The study, led by Griffith University and published in PLOS One, details excavations at Leang Bulu Bettue, a limestone cave in the Maros-Pangkep karst area of southern Sulawesi. The findings reveal a deep sequence of archaeological deposits extending at least eight meters below the current ground surface, indicating human activity predating the arrival of Homo sapiens on Sulawesi.
Chronological Context
Previous research indicated archaic hominins occupied Sulawesi from at least 1.04 million years ago. Modern humans (Homo sapiens) are understood to have reached the island before the initial peopling of Australia, approximately 65,000 years ago.
Basran Burhan, a PhD candidate from Griffith University, stated that the depth and continuity of the cultural sequence at Leang Bulu Bettue positions the cave as a key site for examining whether these two human lineages overlapped chronologically.
Archaeological Evidence
Excavations since 2013 have uncovered a long and preserved record of human occupation. The deepest evidence dates to a period between 132,300 and 208,400 years ago. This early occupation phase included evidence of animal butchery and stone artifact production, such as heavy-duty stone tools known as ‘picks.’ These activities occurred prior to Homo sapiens’ migration out of Africa.
Professor Adam Brumm noted that these activities represent an archaic hominin cultural tradition that continued on Sulawesi into the Late Pleistocene.
Cultural Transition
Around 40,000 years ago, the archaeological record at the site indicates a significant shift. An earlier occupation phase, characterized by cobble-based core and flake technologies and faunal assemblages dominated by dwarf bovids (anoas) and now-extinct Asian straight-tusked elephants, was replaced by a new cultural phase.

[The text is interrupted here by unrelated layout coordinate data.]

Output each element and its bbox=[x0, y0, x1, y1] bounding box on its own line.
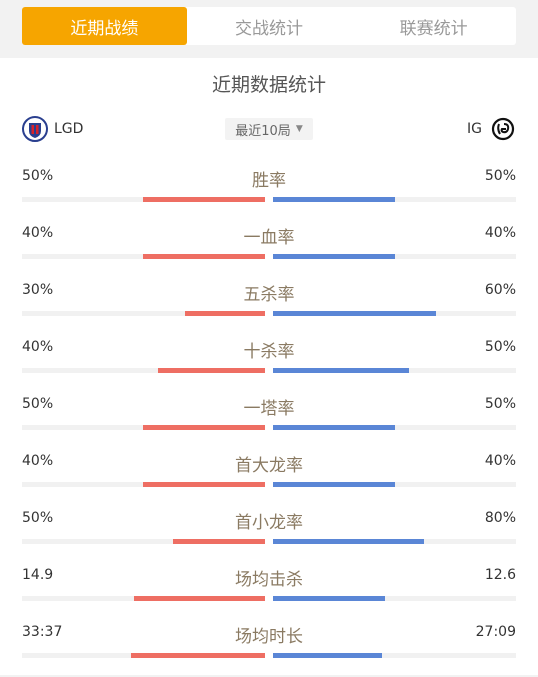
left-bar-fill bbox=[143, 425, 265, 430]
team-left: LGD bbox=[22, 116, 83, 142]
left-bar-track bbox=[22, 197, 265, 202]
stat-label: 一塔率 bbox=[243, 399, 295, 419]
stat-row: 50% 胜率 50% bbox=[0, 164, 538, 221]
right-bar-fill bbox=[273, 368, 409, 373]
team-left-name: LGD bbox=[54, 121, 84, 137]
stat-label: 五杀率 bbox=[243, 285, 295, 305]
left-bar-track bbox=[22, 482, 265, 487]
team-right: IG bbox=[467, 116, 516, 142]
right-bar-track bbox=[273, 368, 516, 373]
left-bar-fill bbox=[143, 254, 265, 259]
stat-row: 14.9 场均击杀 12.6 bbox=[0, 563, 538, 620]
lgd-logo-icon bbox=[22, 116, 48, 142]
right-bar-fill bbox=[273, 254, 395, 259]
right-bar-fill bbox=[273, 482, 395, 487]
caret-down-icon: ▼ bbox=[295, 124, 303, 134]
right-bar-fill bbox=[273, 197, 395, 202]
stat-right-value: 40% bbox=[484, 453, 516, 469]
tab-head-to-head[interactable]: 交战统计 bbox=[235, 18, 303, 39]
left-bar-track bbox=[22, 254, 265, 259]
match-range-dropdown[interactable]: 最近10局 ▼ bbox=[225, 118, 313, 140]
stat-row: 50% 一塔率 50% bbox=[0, 392, 538, 449]
right-bar-fill bbox=[273, 596, 385, 601]
right-bar-track bbox=[273, 197, 516, 202]
team-right-name: IG bbox=[467, 121, 482, 137]
stat-row: 50% 首小龙率 80% bbox=[0, 506, 538, 563]
stat-row: 40% 一血率 40% bbox=[0, 221, 538, 278]
right-bar-track bbox=[273, 311, 516, 316]
stat-left-value: 30% bbox=[22, 282, 54, 298]
stat-row: 30% 五杀率 60% bbox=[0, 278, 538, 335]
stat-row: 40% 首大龙率 40% bbox=[0, 449, 538, 506]
stat-right-value: 12.6 bbox=[484, 567, 516, 583]
stat-label: 首大龙率 bbox=[235, 456, 303, 476]
tab-recent-record[interactable]: 近期战绩 bbox=[22, 7, 187, 45]
right-bar-track bbox=[273, 653, 516, 658]
left-bar-fill bbox=[134, 596, 265, 601]
left-bar-track bbox=[22, 425, 265, 430]
left-bar-track bbox=[22, 653, 265, 658]
right-bar-track bbox=[273, 425, 516, 430]
stat-left-value: 14.9 bbox=[22, 567, 54, 583]
stat-row: 40% 十杀率 50% bbox=[0, 335, 538, 392]
right-bar-track bbox=[273, 596, 516, 601]
left-bar-fill bbox=[185, 311, 265, 316]
stat-label: 首小龙率 bbox=[235, 513, 303, 533]
left-bar-fill bbox=[158, 368, 265, 373]
stat-label: 十杀率 bbox=[243, 342, 295, 362]
right-bar-fill bbox=[273, 425, 395, 430]
left-bar-fill bbox=[173, 539, 265, 544]
stat-label: 一血率 bbox=[243, 228, 295, 248]
left-bar-track bbox=[22, 368, 265, 373]
right-bar-track bbox=[273, 539, 516, 544]
left-bar-track bbox=[22, 596, 265, 601]
right-bar-fill bbox=[273, 311, 436, 316]
tab-bar: 近期战绩 交战统计 联赛统计 bbox=[22, 7, 516, 45]
left-bar-fill bbox=[143, 482, 265, 487]
stat-left-value: 40% bbox=[22, 453, 54, 469]
stat-right-value: 50% bbox=[484, 396, 516, 412]
stat-right-value: 50% bbox=[484, 168, 516, 184]
stat-label: 场均时长 bbox=[235, 627, 303, 647]
stat-label: 场均击杀 bbox=[235, 570, 303, 590]
stat-right-value: 40% bbox=[484, 225, 516, 241]
stat-right-value: 60% bbox=[484, 282, 516, 298]
right-bar-track bbox=[273, 482, 516, 487]
right-bar-fill bbox=[273, 539, 424, 544]
right-bar-track bbox=[273, 254, 516, 259]
stat-left-value: 50% bbox=[22, 510, 54, 526]
match-range-label: 最近10局 bbox=[235, 123, 291, 139]
stat-left-value: 40% bbox=[22, 339, 54, 355]
tab-league-stats[interactable]: 联赛统计 bbox=[399, 18, 468, 39]
stat-row: 33:37 场均时长 27:09 bbox=[0, 620, 538, 677]
stat-left-value: 50% bbox=[22, 168, 54, 184]
stat-label: 胜率 bbox=[252, 171, 286, 191]
stats-panel: 近期数据统计 LGD 最近10局 ▼ IG 50% 胜率 50% 40% 一血率 40% 3… bbox=[0, 58, 538, 675]
left-bar-track bbox=[22, 311, 265, 316]
stat-left-value: 33:37 bbox=[22, 624, 63, 640]
section-title: 近期数据统计 bbox=[211, 74, 326, 96]
left-bar-fill bbox=[131, 653, 265, 658]
ig-logo-icon bbox=[491, 117, 515, 141]
left-bar-fill bbox=[143, 197, 265, 202]
stat-right-value: 27:09 bbox=[475, 624, 516, 640]
stat-left-value: 40% bbox=[22, 225, 54, 241]
stat-left-value: 50% bbox=[22, 396, 54, 412]
right-bar-fill bbox=[273, 653, 382, 658]
stat-right-value: 80% bbox=[484, 510, 516, 526]
left-bar-track bbox=[22, 539, 265, 544]
stat-right-value: 50% bbox=[484, 339, 516, 355]
tab-bar-container: 近期战绩 交战统计 联赛统计 bbox=[0, 0, 538, 58]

Mr. Burhan explained that this later phase featured a distinct technological toolkit and the earliest known evidence for artistic expression and symbolic behavior on the island, traits associated with modern humans. The observed behavioral change between these phases may signify a major demographic and cultural transition on Sulawesi, potentially reflecting the arrival of Homo sapiens and the replacement of the earlier hominin population.
Implications
The research team suggests that Leang Bulu Bettue may provide the first direct archaeological evidence for chronological overlap and potential interaction between earlier human species and Homo sapiens in Wallacea. These findings underscore Sulawesi’s importance for understanding human evolution in Island Southeast Asia and offer new avenues for investigating how different human species coexisted, adapted, and eventually disappeared.
Professor Brumm highlighted that further deep excavation at Australian sites would not yield pre-Homo sapiens evidence, unlike Sulawesi, which harbored hominins for a million years prior to Homo sapiens’ arrival.
Mr. Burhan added that several more meters of archaeological layers might exist below the current excavation depth at Leang Bulu Bettue, suggesting that further work could reveal new discoveries related to the early human narrative on the island and potentially more broadly.